As noted above, all populations of E18.5 progenitors were
modestly decreased (~15-30%) in Ascl1GFP/GFP-null retinas (see
Fig. S1 in the supplementary material), consistent with a previous
study that suggested that Ascl1 non-autonomously maintains the
retinal progenitor pool (Nelson et al., 2009). We also found that
E18.5 Ascl1GFP/GFP-null explants cultured for 2 days in vitro (DIV)
had 50% fewer EdU+ (S-phase) nuclei (progenitors) at the end of
the culture period compared with heterozygous explants (see Fig.
S8 in the supplementary material). Lastly, we examined E17.5
retinal explants cultured for 9 DIV and found that although Ascl1null retinas were noticeably smaller, all seven principal retinal cell
types were present (data not shown, see Figs S1, S9 in the
supplementary material). Together these results suggest that Ascl1
is required for proliferation, which cannot be compensated for by
Olig2 or Ngn2.
DISCUSSION
Here, we report that retinal progenitors are heterogeneous in their
expression of the bHLH transcription factors Ascl1, Ngn2 and Olig2.

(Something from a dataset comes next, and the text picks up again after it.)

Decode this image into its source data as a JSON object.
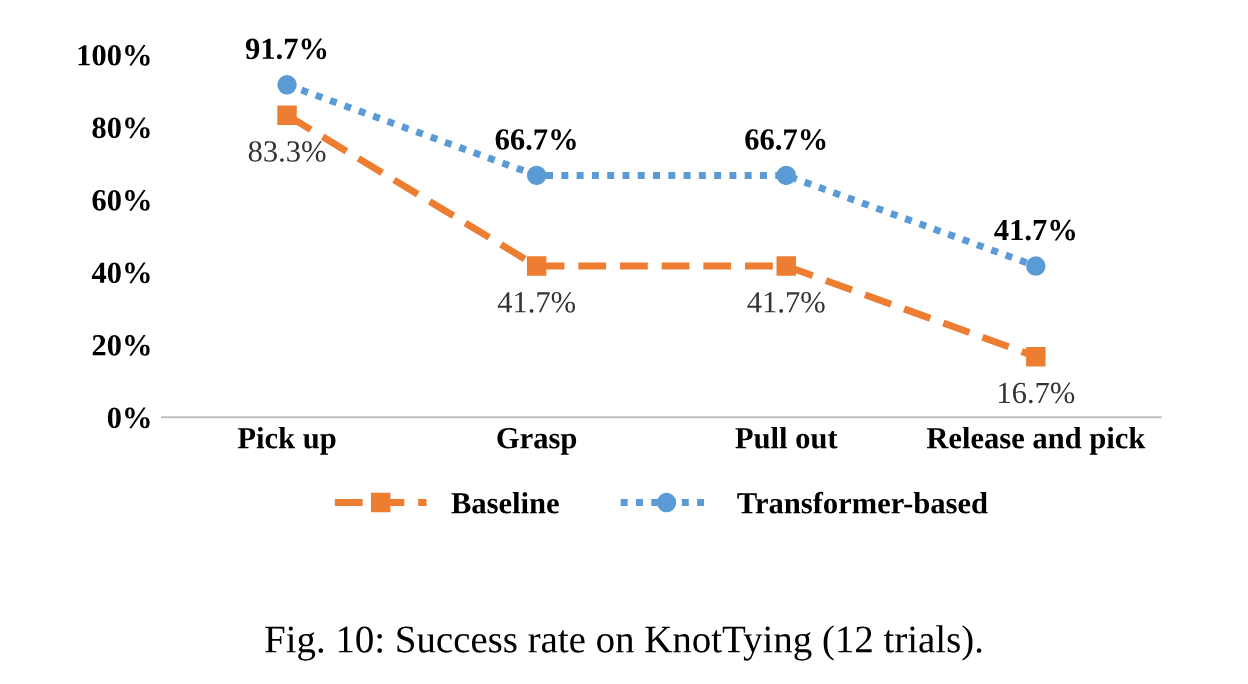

This progenitor heterogeneity is reflected in differences in fate; Ascl1
and Ngn2 lineages are distinct from each other. The Ascl1+
progenitor cells do not significantly generate RGCs, but can give rise
to the other six principal retinal cell fates. Ascl1 expression,
therefore, defines a subpopulation of competence-restricted
progenitors during retinal development. Interestingly, Ascl1 itself is
not required to restrict RGC competence, suggesting a mechanism
by which factors upstream of Ascl1 limit competence in the retina.
Ascl1 defines a competence-restricted retinal
lineage
Ascl1+ progenitors did not significantly generate RGCs at any time
point. Although we cannot formally rule out that a biologically
relevant, rare RGC subtype(s) derives from the Ascl1 lineage, our
data strongly argue against this possibility. First, Ascl1-GFP and
pan-Brn3 co-expression data suggests that this putative subtype
would have to be exceedingly rare during development (one cell or
fewer per retina) (binomial distribution, P<0.00001, see Table S5
in the supplementary material). Second, whereas Brn3a/b/c
expression might not label all ganglion cell subtypes (Badea and
Nathans, 2011), retrograde dextran uptake labels all RGCs;
nonetheless, we did not observe a significant number of Brn3+ or
dextran-labeled RGCs in the Ascl1 lineage.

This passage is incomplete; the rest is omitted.